Based on the results of the pilot study performed by the Town of Amherst, Tata & Howard completed design of the new Centennial Water Treatment Plant including dissolved air flotation (DAF) clarifiers and granular activated carbon (GAC) filtration for treatment of organics, color, turbidity, and low levels of iron and manganese. The DAF system includes polyaluminaum chloride for coagulation, two rapid mix chambers, and three package DAF units which each include two high rate flocculation chambers, two low-rate flocculation chambers, a saturation tank, effluent collection system, discharge weir, mechanical skimmers and beach, and associated appurtenances and controls. Three dual media filter chambers with a silica sand/course garnet base layer and GAC above are located downstream of the DAF units, prior to final chemical addition.
Additional chemical feed includes a gaseous chlorine system for 4-log inactivation of viruses, gaseous ammonia for chloramine formation, sodium fluoride for dental health, and sodium hydroxide for pH adjustment and corrosion control. The new facility also includes an advanced Supervisory Control and Data Acquisition (SCADA) system for automated control of the water treatment plant. Operators for the Town of Amherst will be able to remotely monitor and control operation of the Centennial WTP, through a recently extended town fiber optic cable network.
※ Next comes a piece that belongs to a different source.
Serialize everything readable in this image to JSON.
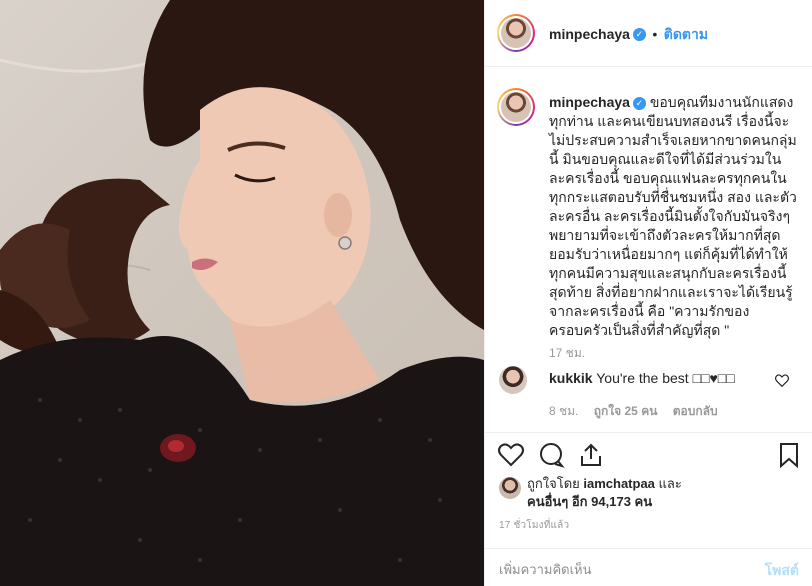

The design of the Centennial WTP included provisions to maintain the Amherst water distribution system, as even with the Centennial WTP offline, the clearwell of the existing facility also serves to maintain pressure in a small portion of the water distribution system between the Centennial WTP and a booster pump station. The Centennial WTP feeds the majority of the water system (excluding the portion between the WTP and the booster pump station) by gravity. Since the existing WTP including the clearwell will be demolished prior to construction of the new WTP, design and construction of the new WTP will include a temporary water storage tank to maintain pressure and keep all connections active in the high service area of the Amherst Public Water System.
Permitting for this project included a BRP WS 24 New Treatment Plant application with MassDEP, Site Plan Review with the Pelham Zoning Board of Appeals, and a Request for Determination of Applicability (RDA) with Pelham Conservation Commission.
The Centennial Water Treatment Plant was recently bid and awarded to R.H. White Construction Co. of Auburn, MA for a contract amount of $18,876,000. This project received funding though the Drinking Water State Revolving Fund program, and construction is expected to be completed by the summer of 2025.